Luke Plant was a dour, wooden-faced man with flat, steady gray eyes and a rattrap of a mouth. His shoulders sloped heavily and he put one of them casually in Cardigan’s way, said: “If you’re just going in for a drink, Jack, that’s O.K. If you want somebody”—he jerked his head toward the street door—“you can wait outside.”
“What, in the rain?”
“I don’t give a damn where you wait outside,” Plant said dispassionately, “but you don’t go inside and play cowboys-and-Indians.”
Cardigan laughed good-humoredly. “Don’t let it worry you, Luke; I’ll break clean,” he said. He pushed past Plant, took a short corridor into the barroom, slid a foot on the rail and ordered a Scotch and soda. While it was being served, he wandered over to the wide archway and leaned there, running his eyes over the diners and dancers. There was a big crowd, pretty noisy. The band was hot and some fellow with a long neck was singing a song but you couldn’t hear a word of it. Cardigan didn’t catch sight of Barney Corday.
HE RETURNED to the bar, picked up his drink and stood way back on his heels to drink it. The glass was empty when he put it down.
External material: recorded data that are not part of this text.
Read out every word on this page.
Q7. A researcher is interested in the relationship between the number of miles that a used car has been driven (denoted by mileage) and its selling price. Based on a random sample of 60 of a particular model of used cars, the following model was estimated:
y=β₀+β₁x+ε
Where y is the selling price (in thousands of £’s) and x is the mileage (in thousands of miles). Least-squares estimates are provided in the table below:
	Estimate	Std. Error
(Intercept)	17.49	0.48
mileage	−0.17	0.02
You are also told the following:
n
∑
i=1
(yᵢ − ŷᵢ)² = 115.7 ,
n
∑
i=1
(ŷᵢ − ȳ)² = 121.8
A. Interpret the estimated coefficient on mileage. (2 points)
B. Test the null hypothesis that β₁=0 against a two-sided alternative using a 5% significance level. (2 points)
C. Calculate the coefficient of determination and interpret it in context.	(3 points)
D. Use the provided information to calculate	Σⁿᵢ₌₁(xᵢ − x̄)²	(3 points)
“It’s got a taste like Scotch,” he said to the barman. “Do it again and I’ll tell you for sure.”
“It’s real Scotch.”
“Try a right-handed bottle this time,” Cardigan said, and returned to the archway. He searched systematically this time, dropping his eyes first on the table in the far corner to the right, then working them down that aisle of tables. When he returned to the bar again he was sure that Barney was not among those dining or dancing. He tried the second drink. It was better and he drank only a quarter of it, then made his way into the telephone booth and called his apartment. He heard the operator ringing the number. She said, “No answer, sir,” and he asked her to try again and she tried again, ringing a long time, but there was no answer. Cardigan whanged the receiver into the hook and muttered: “The tramp, I should have tossed him out in the first place!”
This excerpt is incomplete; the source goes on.